You have a strong possibility of storing a pointer to a temporary; const T& obj can be created as a temporary from a type that is convertable to T. For example, if you had the following:

IntSet<int> int_set;
int_set.insert(1);
short foo= 2;
int_set.insert(foo);

Both calls to IntSet<T>::insert will result in storing a pointer to a temporary value, which is almost always a bug.

Answer 3

I assume that this is what you're referring to:

    myData_[myIndex_++] = &T(obj);//IF I DO IT THE OLD WAY IT WORKS

This is not a cast expression. T(obj) constructs a temporary object and & takes the address of it, which is illegal. You can't store a pointer to a temporary because it vanishes when execution gets to the next ;.

The issue here is not casting but rather how your structure fundamentally stores data. Do you want to make a modifiable copy, owned by the structure? Or do you want to refer to external data which is managed by something else?

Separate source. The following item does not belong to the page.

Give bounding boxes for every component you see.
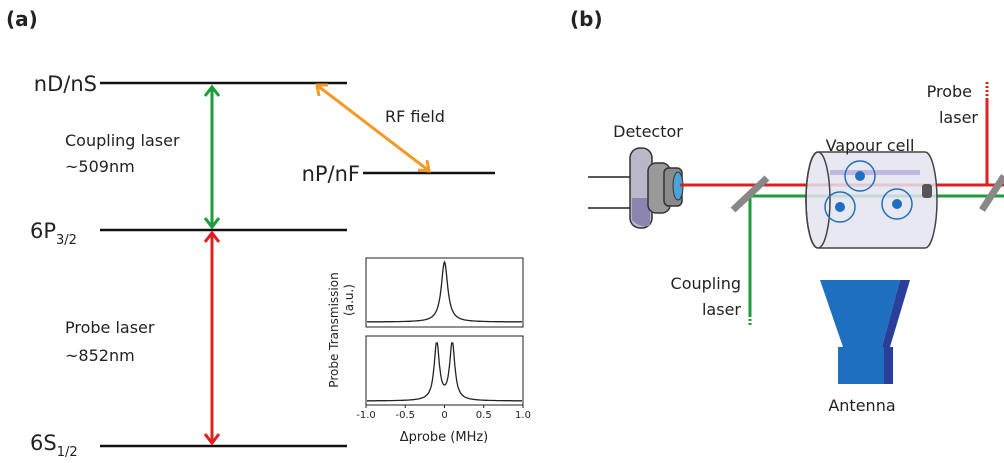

If you want the structure to actually contain the data it returns, you could do something like

    myData_[myIndex_++] = new T(obj);

(But remember to delete later.) If you want to reference external data, and yet be able to modify it, you want

void IntSet<T>::insert(T& obj) // remove const

If you want to have non-modifiable references to external data, then

T const ** myData_;

will remove the need to remove const-ness. (But note that this would allow things like insert(3) to crash the program.)

However

You would be much better off just using C++'s built-in tools. Instead of implementing IntSet with MakeUnion, makeIntersection, and makeSymmetricDifference, use a sorted std::vector<int> and/or std::set<int> with std::set_union, std::set_intersection, and std::set_symmetric_difference.

Answer 4

The problem isn't the cast. If you really intend to store a constant object, then declare your array accordingly, e.g.:

T const ** myData_;

If that's not possible because you actually need to modify the data later, you should then make copy of the argument or reexamine your interface since right now it says you won't be modifying the argument.